Empresa estatal de energia nuclear russa contraria agência meteorológica, que diz ter detetado material radiativo nos Montes Urais, próximo de um complexo nuclear

A Rússia não registou "qualquer acidente ou avaria" nas suas instalações nucleares, apesar de uma nuvem radioativa de rutênio-106 ter sido detetada pelos serviços meteorológicos do país, declarou hoje a empresa estatal de energia nuclear russa (Rosatom).

O serviço de imprensa da Rosatom surge após a confirmação da agência meteorológica russa (Rosguidromet) de que concentrações "extremamente elevadas" de rutênio-106, um produto de fissão da indústria nuclear, haviam sido detetadas no final de setembro no sul dos Montes Urais.

"O radioisótopo Ru-106 foi detetado pelas estações de observação de Arguaïach e Novogorny" entre 25 de setembro e 01 de outubro, referiu a agência russa na segunda-feira, acrescentando que, em Arguaïach, foi detetada "uma concentração extremamente alta (...), superior 986 vezes" à taxa de rutênio-106 registada no mês anterior.

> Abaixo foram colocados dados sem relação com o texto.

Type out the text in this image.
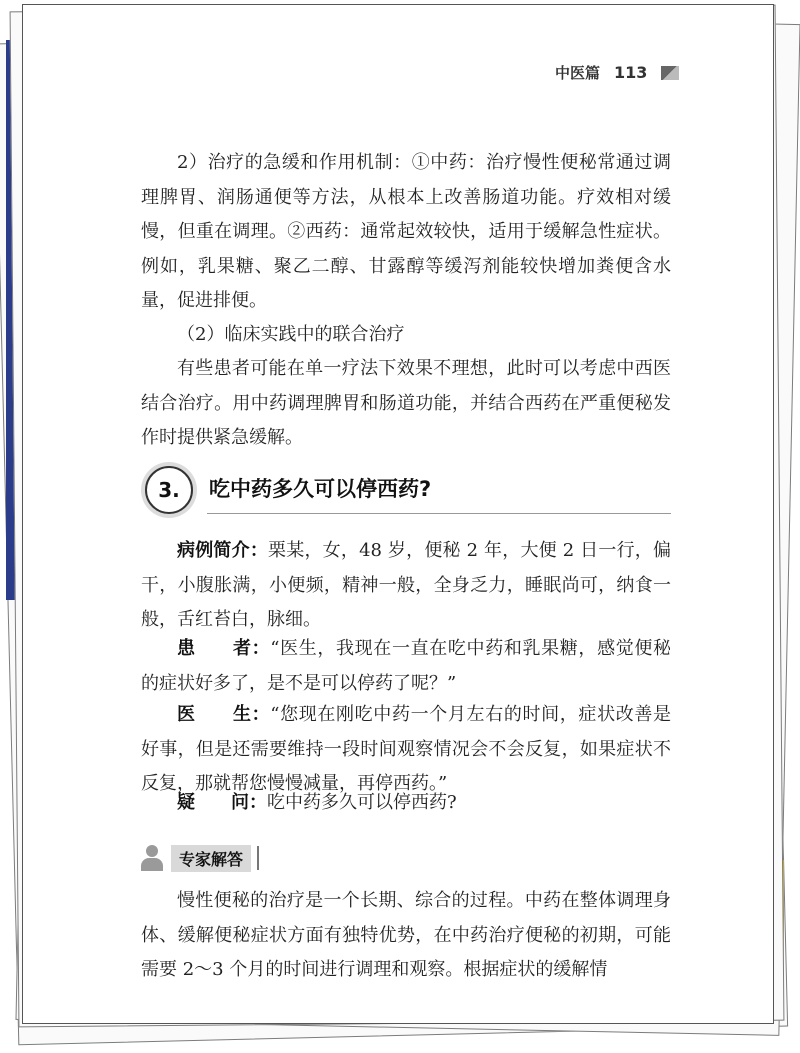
中医篇 113

2）治疗的急缓和作用机制：①中药：治疗慢性便秘常通过调理脾胃、润肠通便等方法，从根本上改善肠道功能。疗效相对缓慢，但重在调理。②西药：通常起效较快，适用于缓解急性症状。例如，乳果糖、聚乙二醇、甘露醇等缓泻剂能较快增加粪便含水量，促进排便。

（2）临床实践中的联合治疗

有些患者可能在单一疗法下效果不理想，此时可以考虑中西医结合治疗。用中药调理脾胃和肠道功能，并结合西药在严重便秘发作时提供紧急缓解。

3.	吃中药多久可以停西药?

病例简介：栗某，女，48 岁，便秘 2 年，大便 2 日一行，偏干，小腹胀满，小便频，精神一般，全身乏力，睡眠尚可，纳食一般，舌红苔白，脉细。

患　　者：“医生，我现在一直在吃中药和乳果糖，感觉便秘的症状好多了，是不是可以停药了呢？”

医　　生：“您现在刚吃中药一个月左右的时间，症状改善是好事，但是还需要维持一段时间观察情况会不会反复，如果症状不反复，那就帮您慢慢减量，再停西药。”

疑　　问：吃中药多久可以停西药?

专家解答

慢性便秘的治疗是一个长期、综合的过程。中药在整体调理身体、缓解便秘症状方面有独特优势，在中药治疗便秘的初期，可能需要 2～3 个月的时间进行调理和观察。根据症状的缓解情
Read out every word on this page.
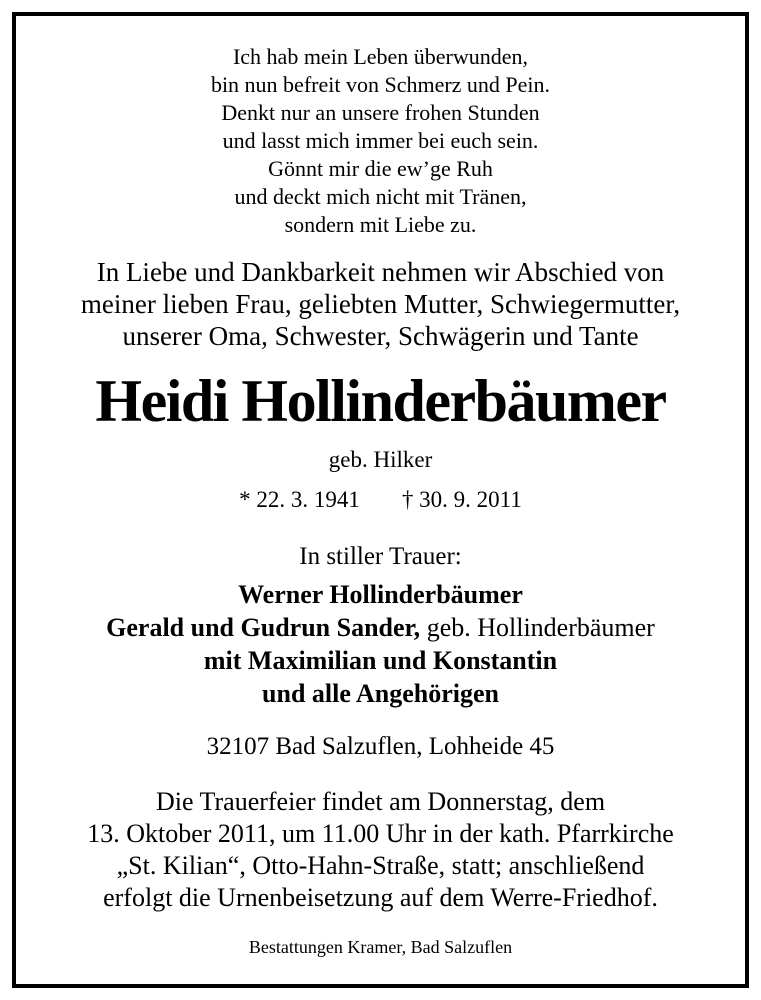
Ich hab mein Leben überwunden,
bin nun befreit von Schmerz und Pein.
Denkt nur an unsere frohen Stunden
und lasst mich immer bei euch sein.
Gönnt mir die ew’ge Ruh
und deckt mich nicht mit Tränen,
sondern mit Liebe zu.
In Liebe und Dankbarkeit nehmen wir Abschied von
meiner lieben Frau, geliebten Mutter, Schwiegermutter,
unserer Oma, Schwester, Schwägerin und Tante
Heidi Hollinderbäumer
geb. Hilker
* 22. 3. 1941 † 30. 9. 2011
In stiller Trauer:
Werner Hollinderbäumer
Gerald und Gudrun Sander, geb. Hollinderbäumer
mit Maximilian und Konstantin
und alle Angehörigen
32107 Bad Salzuflen, Lohheide 45
Die Trauerfeier findet am Donnerstag, dem
13. Oktober 2011, um 11.00 Uhr in der kath. Pfarrkirche
„St. Kilian“, Otto-Hahn-Straße, statt; anschließend
erfolgt die Urnenbeisetzung auf dem Werre-Friedhof.
Bestattungen Kramer, Bad Salzuflen
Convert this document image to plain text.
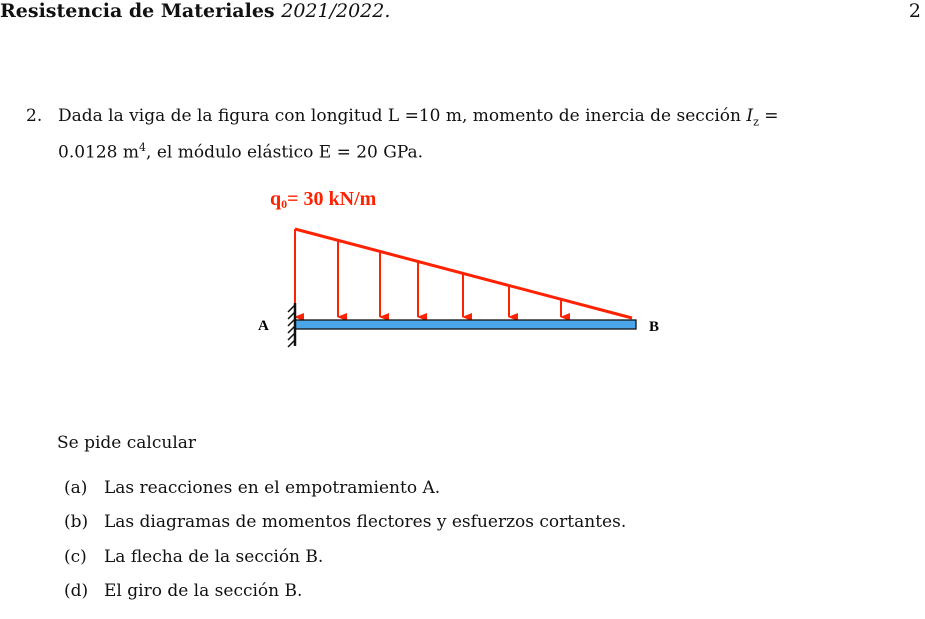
Resistencia de Materiales 2021/2022.	2
2. Dada la viga de la figura con longitud L =10 m, momento de inercia de sección $I_z$ =
0.0128 $m^4$, el módulo elástico E = 20 GPa.
q0= 30 kN/m
A	B
Se pide calcular
(a) Las reacciones en el empotramiento A.
(b) Las diagramas de momentos flectores y esfuerzos cortantes.
(c) La flecha de la sección B.
(d) El giro de la sección B.
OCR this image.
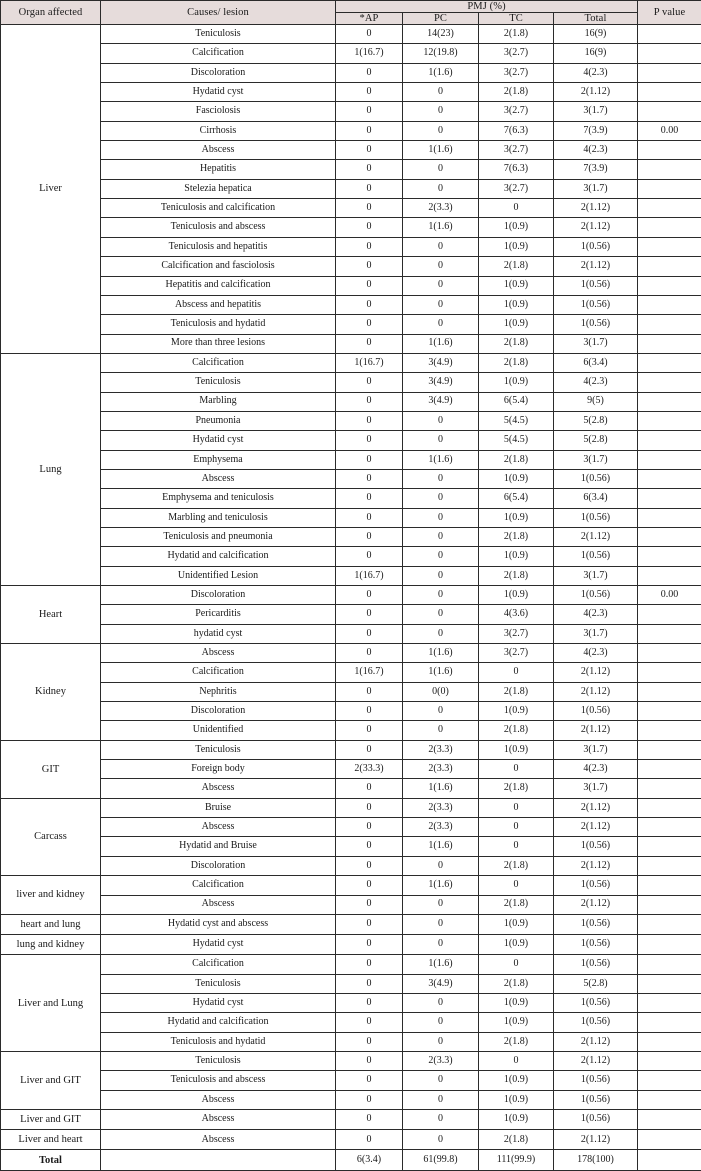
Organ affected	Causes/ lesion	PMJ (%)				P value
		*AP	PC	TC	Total	
Liver	Teniculosis	0	14(23)	2(1.8)	16(9)	
	Calcification	1(16.7)	12(19.8)	3(2.7)	16(9)	
	Discoloration	0	1(1.6)	3(2.7)	4(2.3)	
	Hydatid cyst	0	0	2(1.8)	2(1.12)	
	Fasciolosis	0	0	3(2.7)	3(1.7)	
	Cirrhosis	0	0	7(6.3)	7(3.9)	0.00
	Abscess	0	1(1.6)	3(2.7)	4(2.3)	
	Hepatitis	0	0	7(6.3)	7(3.9)	
	Stelezia hepatica	0	0	3(2.7)	3(1.7)	
	Teniculosis and calcification	0	2(3.3)	0	2(1.12)	
	Teniculosis and abscess	0	1(1.6)	1(0.9)	2(1.12)	
	Teniculosis and hepatitis	0	0	1(0.9)	1(0.56)	
	Calcification and fasciolosis	0	0	2(1.8)	2(1.12)	
	Hepatitis and calcification	0	0	1(0.9)	1(0.56)	
	Abscess and hepatitis	0	0	1(0.9)	1(0.56)	
	Teniculosis and hydatid	0	0	1(0.9)	1(0.56)	
	More than three lesions	0	1(1.6)	2(1.8)	3(1.7)	
Lung	Calcification	1(16.7)	3(4.9)	2(1.8)	6(3.4)	
	Teniculosis	0	3(4.9)	1(0.9)	4(2.3)	
	Marbling	0	3(4.9)	6(5.4)	9(5)	
	Pneumonia	0	0	5(4.5)	5(2.8)	
	Hydatid cyst	0	0	5(4.5)	5(2.8)	
	Emphysema	0	1(1.6)	2(1.8)	3(1.7)	
	Abscess	0	0	1(0.9)	1(0.56)	
	Emphysema and teniculosis	0	0	6(5.4)	6(3.4)	
	Marbling and teniculosis	0	0	1(0.9)	1(0.56)	
	Teniculosis and pneumonia	0	0	2(1.8)	2(1.12)	
	Hydatid and calcification	0	0	1(0.9)	1(0.56)	
	Unidentified Lesion	1(16.7)	0	2(1.8)	3(1.7)	
Heart	Discoloration	0	0	1(0.9)	1(0.56)	0.00
	Pericarditis	0	0	4(3.6)	4(2.3)	
	hydatid cyst	0	0	3(2.7)	3(1.7)	
Kidney	Abscess	0	1(1.6)	3(2.7)	4(2.3)	
	Calcification	1(16.7)	1(1.6)	0	2(1.12)	
	Nephritis	0	0(0)	2(1.8)	2(1.12)	
	Discoloration	0	0	1(0.9)	1(0.56)	
	Unidentified	0	0	2(1.8)	2(1.12)	
GIT	Teniculosis	0	2(3.3)	1(0.9)	3(1.7)	
	Foreign body	2(33.3)	2(3.3)	0	4(2.3)	
	Abscess	0	1(1.6)	2(1.8)	3(1.7)	
Carcass	Bruise	0	2(3.3)	0	2(1.12)	
	Abscess	0	2(3.3)	0	2(1.12)	
	Hydatid and Bruise	0	1(1.6)	0	1(0.56)	
	Discoloration	0	0	2(1.8)	2(1.12)	
liver and kidney	Calcification	0	1(1.6)	0	1(0.56)	
	Abscess	0	0	2(1.8)	2(1.12)	
heart and lung	Hydatid cyst and abscess	0	0	1(0.9)	1(0.56)	
lung and kidney	Hydatid cyst	0	0	1(0.9)	1(0.56)	
Liver and Lung	Calcification	0	1(1.6)	0	1(0.56)	
	Teniculosis	0	3(4.9)	2(1.8)	5(2.8)	
	Hydatid cyst	0	0	1(0.9)	1(0.56)	
	Hydatid and calcification	0	0	1(0.9)	1(0.56)	
	Teniculosis and hydatid	0	0	2(1.8)	2(1.12)	
Liver and GIT	Teniculosis	0	2(3.3)	0	2(1.12)	
	Teniculosis and abscess	0	0	1(0.9)	1(0.56)	
	Abscess	0	0	1(0.9)	1(0.56)	
Liver and GIT	Abscess	0	0	1(0.9)	1(0.56)	
Liver and heart	Abscess	0	0	2(1.8)	2(1.12)	
Total		6(3.4)	61(99.8)	111(99.9)	178(100)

A estação de Arguaïach está localizada perto do complexo nuclear de Maïak, atingido em 1957 por um dos piores acidentes nucleares na história.

O complexo nuclear de Maïak referiu, numa declaração, que a "poluição radioativa rutênio-106 detetada pela agência Rosguidromet não está relacionada com as suas atividades".

O complexo, que hoje serve como local de reprocessamento de combustível nuclear utilizado, acrescenta que não "manipulou o rutênio-106" no decorrer de 2017 e não o produz há vários anos.

Maïak também garante que as doses registadas pela agência meteorológica russa são "20 mil vezes menores do que a dose anual admissível e não apresentam risco para a saúde".

O responsável pela Rosguidromet, Maxime Yakovenko, assegurou hoje que a concentração detetada "não representa qualquer perigo para a população", acrescentando que não é o papel da sua agência detetar a fonte da poluição.

No entanto, as conclusões da agência russa estão de acordo com as do Instituto de Radioproteção e Segurança Nuclear (IRSN) de França, que estima que a poluição radioativa detetada na Europa teve sua origem "entre o Volga e os Urais".

A nuvem de radioatividade começou a ser detetada em 29 de setembro e o Instituto de Radioproteção e Segurança Nuclear (IRSN), em França, determinou, após investigação, que "a zona mais plausível de origem de ruténio-106 se situava entre o rio Volga e a cordilheira dos Urais, que engloba as zonas da Rússia e do Cazaquistão.

O IRSN precisou que a origem da nuvem de poluição não podia ser proveniente de um reator nuclear porque nesse caso outros elementos radioativos teriam sido detetados e admitiu a hipótese de a libertação ter tido origem numa instalação dedicada ao ciclo do combustível nuclear ou ao fabrico de fontes radioativas.

"Os níveis de concentração de ruténio no ar na Europa, incluindo a França, não têm consequência tanto para a saúde humana como para o ambiente", observou o IRSN.